Pitiful
by Brad Cox
I moved up the street from the place about five years ago. I still remember driving south on Division and seeing the sign for the first time: The Pitiful Princess. As I drove by, I knew that this place and I would have a deep, soulful connection. I was living near 131st and Division, right next to a head shop and a market owned by an angry older couple, who didn’t speak English very well at all.
Things were just as hard then. Money was always tight, trying to survive with a Portland address, even before the rent crisis took hold. The lady and I would often argue. We were younger then—more susceptible to stress and expressing ourselves with anger. Who the fuck am I kidding? I was. She just never did put up with my shit much.
The first time I walked in the door, the place was mostly empty. There was a guy with no shirt on in the corner, at a lottery machine, with a cute, skinny blond on his arm for the shift. There were two stages about fifteen feet from each other; the place was tiny. Why two stages? I don’t know, but on each stage was a half-naked woman, sitting on the edge of the stage, texting. The music wasn’t too terribly loud, so, I figured this would be a good place to cool down. Her and I had got in another blow-up about this or that, and I needed time (and a drink).
I walked up to the bar and an extraordinarily polite young man wearing a shirt collar and bow tie came up and asked what he could get me. I looked up at the chalkboard sign where the daily specials were written, I said I’d have a PBR and a rum ’n’ cola. It didn’t take him long to get them, since the PBR was in a can and I was the only thirsty guy there. I turned from the bar and saw the best seat in the house. A weathered, old, blue easy chair at a table right between the two scantily clad young ladies texting. It was a comfortable chair. I enjoyed the soft texture of the worn arms. I drank my drinks, being left completely alone, as I politely tipped each girl now and then. There were three curtains in the back corner—two were dark and lit like you’d imagine a room in a brothel to be lit (but, not a nice brothel, mind you). The third was brightly lit from behind and sheer—I could see and hear everything going on in there, as I sat, drank and typed up another entry into my growing body of work about getting drunk and depressed.
There was a girl in there, crying. I don’t know why she was—I’d never be so impolite as to acknowledge I had been aware of it. It struck me deeply, through both the irony and the reality of where I was...where she was, where the young barman with the bow tie was. I was in so much pain when I walked in and as I numbed it with cheap booze, menthols and titties, there she was—in the place I ran to, feeling her pain too. I tipped her extra the rest of the night.

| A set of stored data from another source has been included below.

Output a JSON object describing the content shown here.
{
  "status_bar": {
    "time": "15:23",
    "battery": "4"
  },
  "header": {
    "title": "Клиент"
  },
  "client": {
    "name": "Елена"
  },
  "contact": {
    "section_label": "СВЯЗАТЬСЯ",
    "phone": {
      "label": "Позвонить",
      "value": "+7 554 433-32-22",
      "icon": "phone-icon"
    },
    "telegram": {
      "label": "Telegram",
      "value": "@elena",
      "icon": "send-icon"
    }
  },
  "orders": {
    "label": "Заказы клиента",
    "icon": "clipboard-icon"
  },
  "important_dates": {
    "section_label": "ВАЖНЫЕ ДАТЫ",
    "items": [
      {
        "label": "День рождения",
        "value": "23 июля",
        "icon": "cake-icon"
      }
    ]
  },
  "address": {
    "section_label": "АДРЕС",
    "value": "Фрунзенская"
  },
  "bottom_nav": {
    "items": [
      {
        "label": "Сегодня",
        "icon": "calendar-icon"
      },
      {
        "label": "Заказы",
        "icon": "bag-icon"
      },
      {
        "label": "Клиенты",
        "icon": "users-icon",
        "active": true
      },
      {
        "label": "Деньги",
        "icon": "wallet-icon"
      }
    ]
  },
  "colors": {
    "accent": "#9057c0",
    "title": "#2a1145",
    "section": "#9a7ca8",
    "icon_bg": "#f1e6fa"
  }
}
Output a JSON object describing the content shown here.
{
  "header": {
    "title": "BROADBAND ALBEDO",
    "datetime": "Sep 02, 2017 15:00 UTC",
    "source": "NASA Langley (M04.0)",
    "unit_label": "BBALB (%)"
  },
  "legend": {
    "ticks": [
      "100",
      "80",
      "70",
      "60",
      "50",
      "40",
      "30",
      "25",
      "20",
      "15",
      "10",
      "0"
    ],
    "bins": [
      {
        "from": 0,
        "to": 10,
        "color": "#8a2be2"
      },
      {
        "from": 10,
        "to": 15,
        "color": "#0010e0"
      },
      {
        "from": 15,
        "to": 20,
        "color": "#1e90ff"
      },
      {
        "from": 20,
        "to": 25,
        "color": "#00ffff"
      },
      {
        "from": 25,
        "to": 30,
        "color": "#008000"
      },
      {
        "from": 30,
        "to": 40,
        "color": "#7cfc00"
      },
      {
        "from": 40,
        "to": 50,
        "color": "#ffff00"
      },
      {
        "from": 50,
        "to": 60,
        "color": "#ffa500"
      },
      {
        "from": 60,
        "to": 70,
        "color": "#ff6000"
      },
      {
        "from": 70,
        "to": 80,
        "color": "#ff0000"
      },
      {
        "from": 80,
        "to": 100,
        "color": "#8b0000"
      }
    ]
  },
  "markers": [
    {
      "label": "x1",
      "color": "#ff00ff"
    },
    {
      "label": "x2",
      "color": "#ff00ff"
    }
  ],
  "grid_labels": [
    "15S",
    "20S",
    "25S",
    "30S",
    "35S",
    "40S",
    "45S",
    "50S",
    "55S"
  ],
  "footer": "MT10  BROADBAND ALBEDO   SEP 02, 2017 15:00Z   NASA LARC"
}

They had this fenced-in area you could call a patio, if you wanted to be fucking liberal with the word. But there were tables, a roof and ashtrays. That was enough for me. I went through a rotation of a round of drinks and a smoke out back. Every so often, one of the girls would flirt and talk to me and, of course, I’d offer them a smoke and a tip for their attention.

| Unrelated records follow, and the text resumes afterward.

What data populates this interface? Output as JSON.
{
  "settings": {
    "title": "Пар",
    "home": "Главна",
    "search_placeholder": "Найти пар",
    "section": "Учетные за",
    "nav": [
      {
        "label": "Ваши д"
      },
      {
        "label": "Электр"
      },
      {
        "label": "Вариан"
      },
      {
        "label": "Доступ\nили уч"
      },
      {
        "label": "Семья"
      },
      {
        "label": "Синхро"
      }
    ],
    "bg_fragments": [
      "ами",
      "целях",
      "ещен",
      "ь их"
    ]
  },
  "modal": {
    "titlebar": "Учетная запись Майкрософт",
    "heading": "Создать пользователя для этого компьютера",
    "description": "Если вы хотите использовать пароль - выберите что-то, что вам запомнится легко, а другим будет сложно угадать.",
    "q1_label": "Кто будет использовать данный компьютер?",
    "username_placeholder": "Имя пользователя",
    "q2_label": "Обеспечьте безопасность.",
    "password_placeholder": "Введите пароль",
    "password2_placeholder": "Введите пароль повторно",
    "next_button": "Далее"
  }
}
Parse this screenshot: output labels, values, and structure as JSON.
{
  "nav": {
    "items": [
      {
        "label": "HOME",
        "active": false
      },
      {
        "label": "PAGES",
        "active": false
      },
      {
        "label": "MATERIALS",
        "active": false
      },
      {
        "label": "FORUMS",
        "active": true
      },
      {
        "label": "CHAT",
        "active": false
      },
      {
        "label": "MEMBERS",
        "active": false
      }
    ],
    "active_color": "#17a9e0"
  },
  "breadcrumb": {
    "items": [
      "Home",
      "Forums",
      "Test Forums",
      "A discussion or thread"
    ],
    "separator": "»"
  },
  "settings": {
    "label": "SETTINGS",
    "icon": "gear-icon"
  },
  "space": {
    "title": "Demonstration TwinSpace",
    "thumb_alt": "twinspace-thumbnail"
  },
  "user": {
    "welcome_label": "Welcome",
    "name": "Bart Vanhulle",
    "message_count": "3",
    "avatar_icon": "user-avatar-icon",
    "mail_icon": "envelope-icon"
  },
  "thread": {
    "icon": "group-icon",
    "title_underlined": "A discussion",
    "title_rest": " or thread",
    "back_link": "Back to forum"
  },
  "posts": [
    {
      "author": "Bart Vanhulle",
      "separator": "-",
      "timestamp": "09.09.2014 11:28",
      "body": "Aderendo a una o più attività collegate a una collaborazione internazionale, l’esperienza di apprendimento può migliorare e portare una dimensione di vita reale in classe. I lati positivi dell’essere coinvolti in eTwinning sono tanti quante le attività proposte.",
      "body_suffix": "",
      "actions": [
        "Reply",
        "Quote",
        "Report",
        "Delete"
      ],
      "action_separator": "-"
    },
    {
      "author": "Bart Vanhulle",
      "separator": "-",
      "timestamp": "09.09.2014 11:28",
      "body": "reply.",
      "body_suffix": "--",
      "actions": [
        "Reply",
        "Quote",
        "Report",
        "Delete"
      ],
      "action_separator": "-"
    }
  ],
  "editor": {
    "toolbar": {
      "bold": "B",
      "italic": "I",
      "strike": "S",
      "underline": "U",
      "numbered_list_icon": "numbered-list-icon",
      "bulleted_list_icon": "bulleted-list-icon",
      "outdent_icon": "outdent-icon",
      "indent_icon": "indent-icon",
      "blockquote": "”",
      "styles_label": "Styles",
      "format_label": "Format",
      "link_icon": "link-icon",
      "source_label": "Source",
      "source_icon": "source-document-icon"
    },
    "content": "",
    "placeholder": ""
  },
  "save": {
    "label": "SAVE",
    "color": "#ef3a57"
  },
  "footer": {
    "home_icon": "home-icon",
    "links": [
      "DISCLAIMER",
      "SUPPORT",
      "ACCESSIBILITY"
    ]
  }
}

After a while, I ran out of money and I was getting pretty hazy, so I started the walk home. It was summer, but it was late and there was a cool breeze. I lit another smoke, as I walked the couple blocks home; one hand holding the cigarette, the other hand holding a pocket knife. I don’t know what I thought they were going to take, though. The chubby one got all my money anyway.
She was asleep by the time I got home, so I tried to be quiet (which isn’t quiet when you’re drunk—it’s "drunk quiet"—but, I didn’t want to fight in the morning, so I tried, despite my clear disability). The dogs whined loudly as soon as I walked in the door, so I put down my phone and other nonessentials and lit another smoke, before I put them on their leashes and staggered them down the stairs. They seemed to take forever and that cigarette seemed to be a forever smoke.
I eventually found my way into comfortable clothes and onto the couch. I didn’t want to disturb her by drunkenly falling into bed and grasping for covers. The dogs laid down and I eventually passed out.
We made up the following day. I was hungover as hell—I think she figured that was punishment enough. We spent the day eating leftovers and watching a TV series we loved. It’s funny to think, how sometimes we look back and wish things could be regular bad again.
Either way, that time and that place are gone. Someone else bought the place and changed the name to something else, in addition to vastly improving the club and bringing it up to Portland strip club standards. But the old place, in not-so-distant, Old Portland history, was still a pretty good place to lick my wounds and ease my soul.